# White mixed breed rooster/hen.



## RobSLP (Aug 24, 2021)

So far I've posted 3/5 of our flock we got from my kid's 2nd grade class this past spring and so far people seem to think the 3 I've posted are all roosters. Here is number 4. She/he has been quiet/no noise. Beautiful markings but the feathers are starting to get pretty pointy and I'm noticing more aggressive behavior. Hoping she is just trying learning from the boys. I'm hoping for at least 2 of them being hens. Don't want to leave 1 alone. It's the white one.


----------



## Animals45 (May 11, 2021)

Those pictures aren't the best but it's a rooster. Where do u get all these roosters from?


----------



## RobSLP (Aug 24, 2021)

2nd grade science, they incubated eggs during and hatched in April. I took all 5, but doesn't look like I'm getting lucky.


----------



## ChickenBiscuts (May 28, 2021)

Cockerel.


----------



## robin416 (Sep 8, 2013)

You can set the bachelor boys up in their own pen. Very often they will get along just fine.


----------



## ChickenMom24 (Feb 14, 2021)

Love those mixed tail feathers!


----------



## RobSLP (Aug 24, 2021)

unfortunately 3 of the 4 are noisy. We live in town and roosters are not allowed in town.


----------



## ChickenBiscuts (May 28, 2021)

RobSLP said:


> unfortunately 3 of the 4 are noisy. We live in town and roosters are not allowed in town.

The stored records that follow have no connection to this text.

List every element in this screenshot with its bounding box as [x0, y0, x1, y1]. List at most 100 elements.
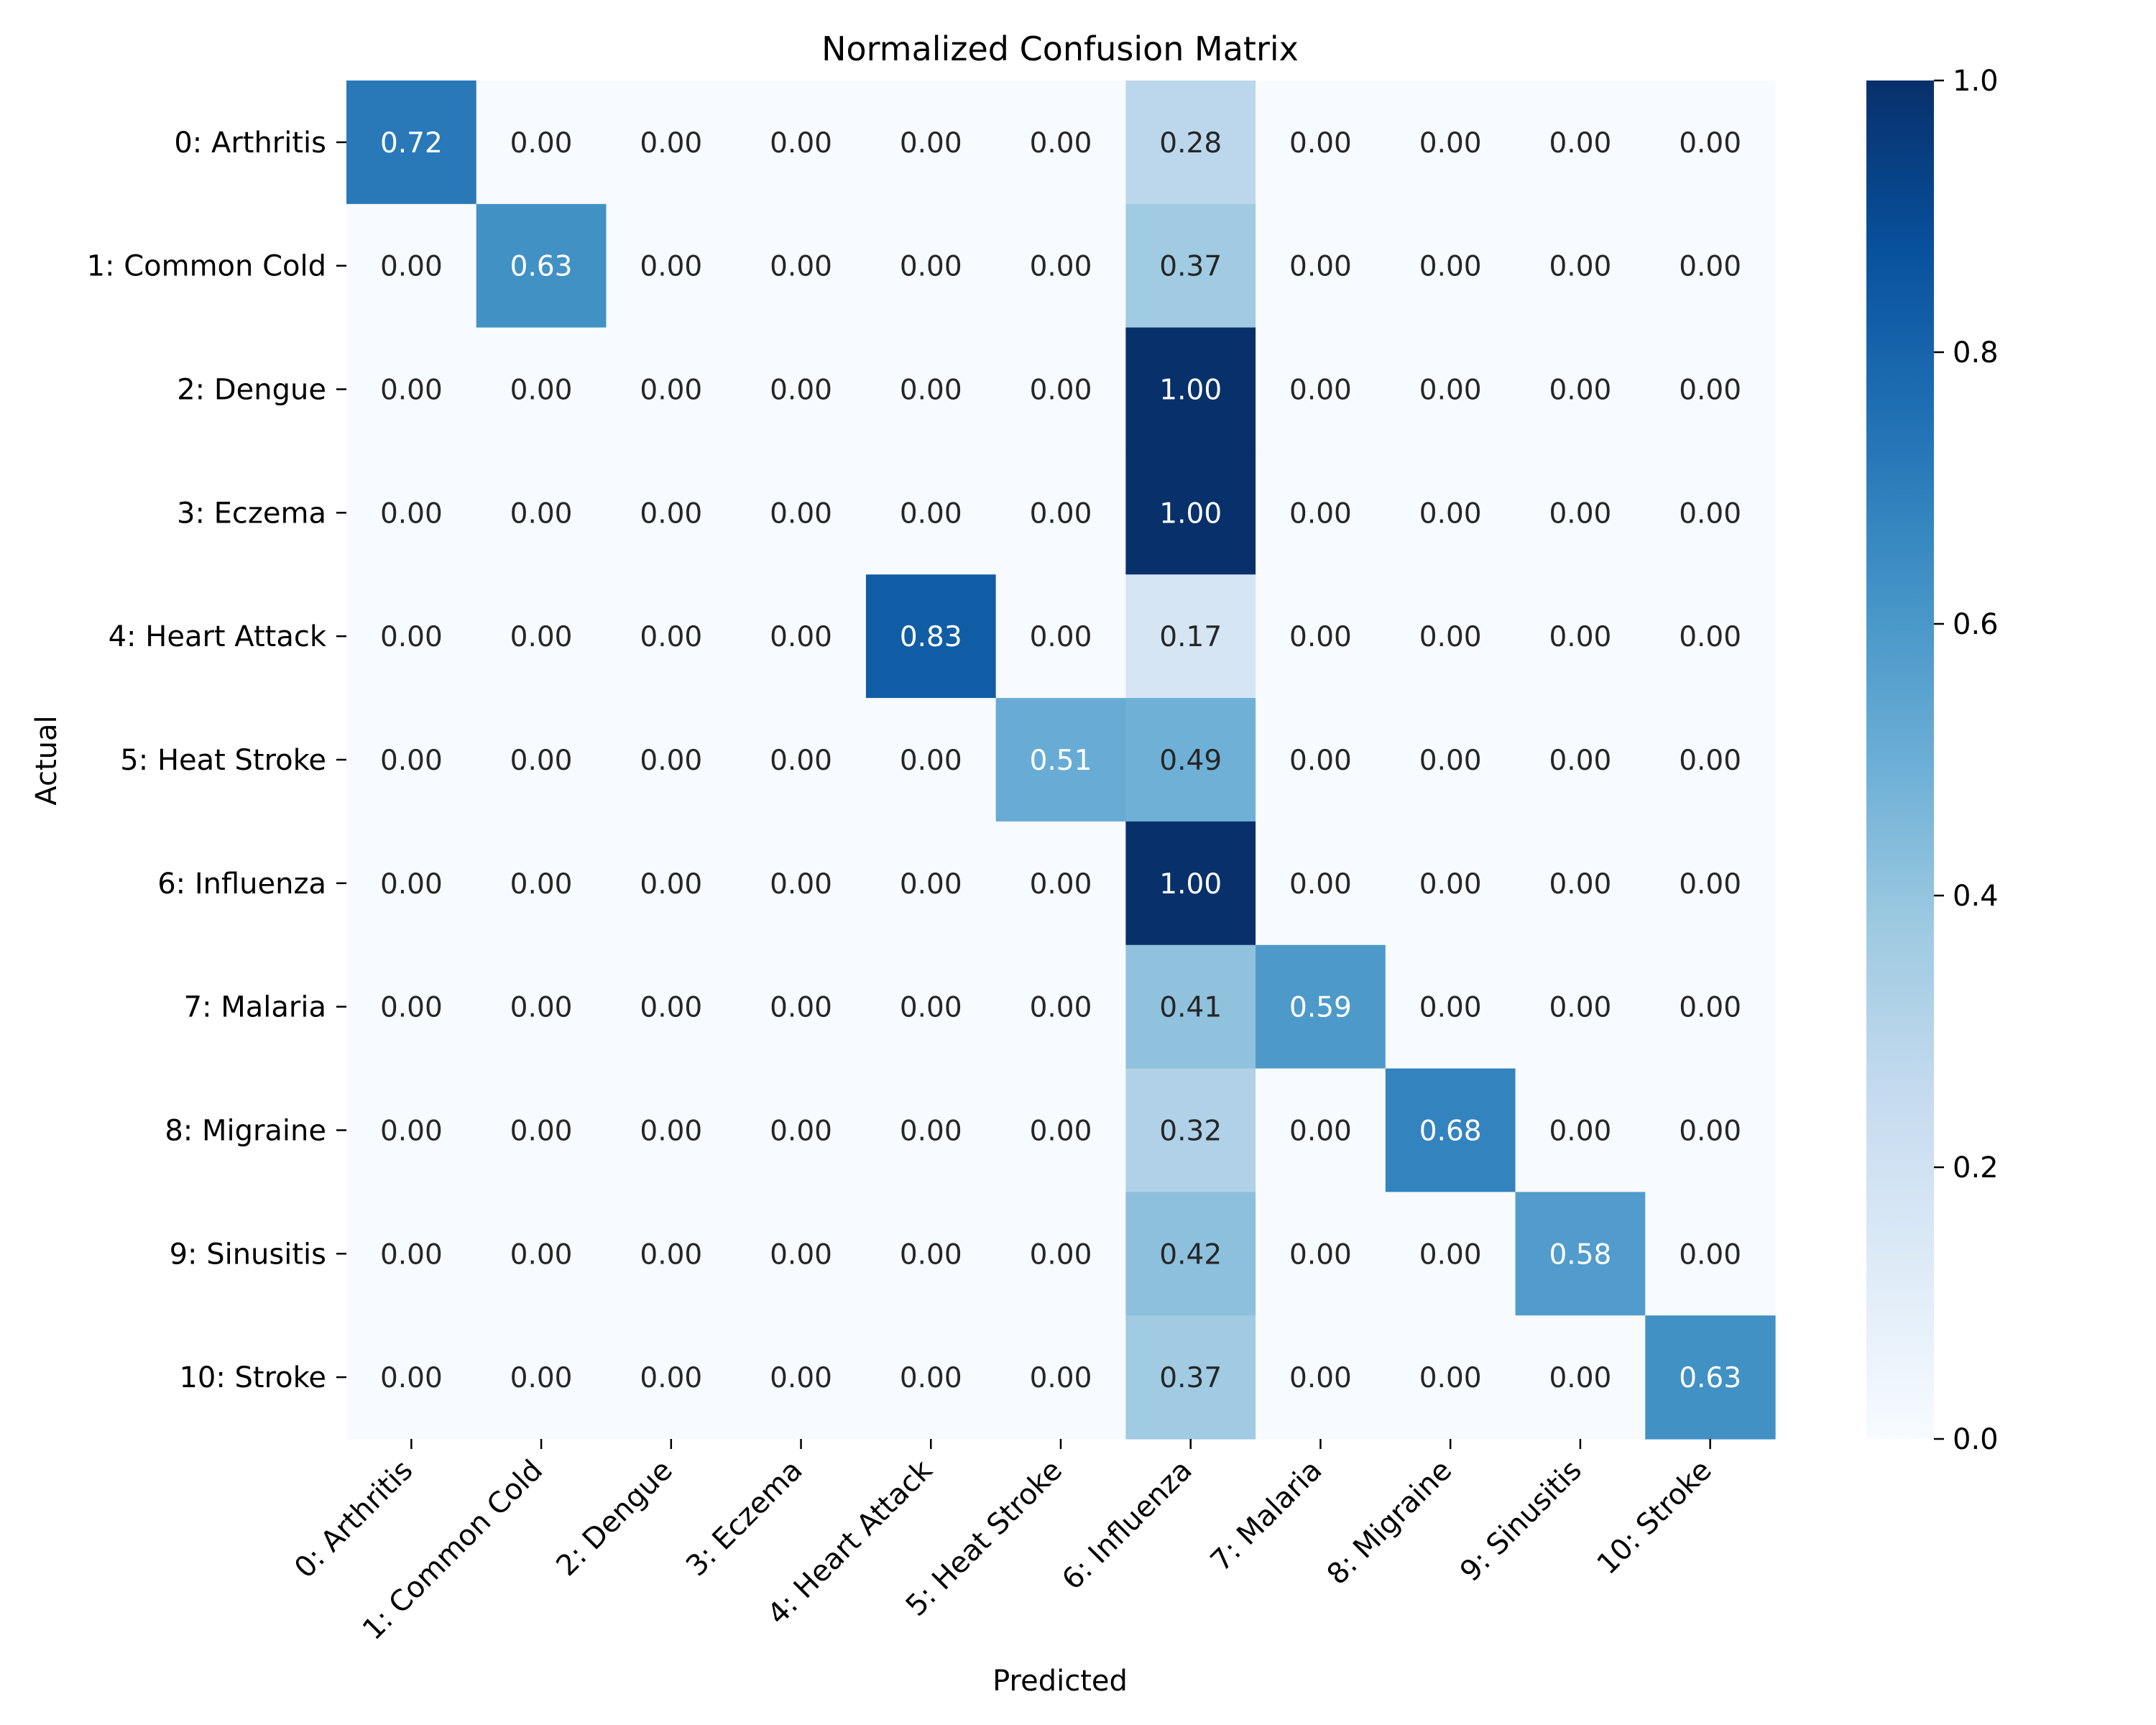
heatmap-cell-r8-c9	[1515, 1068, 1646, 1192]
heatmap-cell-r3-c1	[476, 451, 607, 575]
cell-value-label: 0.00	[1419, 745, 1482, 777]
cell-value-label: 0.00	[1679, 868, 1741, 901]
cell-value-label: 0.00	[1289, 497, 1352, 530]
cell-value-label: 0.72	[380, 127, 443, 160]
cell-value-label: 0.41	[1159, 992, 1222, 1024]
colorbar-tick-label: 0.0	[1953, 1423, 1999, 1456]
heatmap-cell-r7-c1	[476, 944, 607, 1070]
heatmap-cell-r8-c7	[1256, 1068, 1386, 1192]
chart-title: Normalized Confusion Matrix	[821, 29, 1299, 68]
cell-value-label: 0.00	[1679, 374, 1741, 407]
heatmap-cell-r2-c2	[606, 327, 737, 452]
cell-value-label: 0.00	[510, 745, 573, 777]
y-tick-label: 7: Malaria	[184, 991, 326, 1024]
heatmap-cell-r8-c6	[1125, 1068, 1256, 1192]
heatmap-cell-r2-c6	[1125, 327, 1256, 452]
heatmap-cell-r6-c8	[1385, 821, 1516, 946]
cell-value-label: 0.00	[640, 497, 702, 530]
y-axis-title: Actual	[30, 715, 63, 805]
heatmap-cell-r9-c0	[346, 1192, 477, 1316]
cell-value-label: 0.00	[380, 251, 443, 283]
heatmap-cell-r10-c10	[1645, 1315, 1776, 1440]
heatmap-cell-r8-c0	[346, 1068, 477, 1192]
cell-value-label: 0.00	[1030, 374, 1092, 407]
heatmap-cell-r3-c0	[346, 451, 477, 575]
heatmap-cell-r2-c10	[1645, 327, 1776, 452]
cell-value-label: 0.00	[1549, 745, 1611, 777]
cell-value-label: 0.00	[1419, 374, 1482, 407]
y-tick-label: 4: Heart Attack	[109, 620, 327, 653]
cell-value-label: 0.00	[510, 1115, 573, 1147]
cell-value-label: 0.00	[1679, 1115, 1741, 1147]
cell-value-label: 0.37	[1159, 251, 1222, 283]
heatmap-cell-r3-c6	[1125, 451, 1256, 575]
cell-value-label: 0.00	[900, 868, 962, 901]
cell-value-label: 0.00	[1549, 621, 1611, 653]
heatmap-cell-r0-c10	[1645, 80, 1776, 205]
cell-value-label: 0.00	[510, 1238, 573, 1271]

Well, best of luck rehoming/butchering them. They're pretty boys.


----------



## RobSLP (Aug 24, 2021)

We have somebody that lives out of town who is taking them. Thought about butchering, but don't think my kids are ready for that circle of life moment. Especially since it was a school project.


----------



## Animals45 (May 11, 2021)

ChickenMom24 said:


> Love those mixed tail feathers!


Yes, I can't get over his majestic color!


----------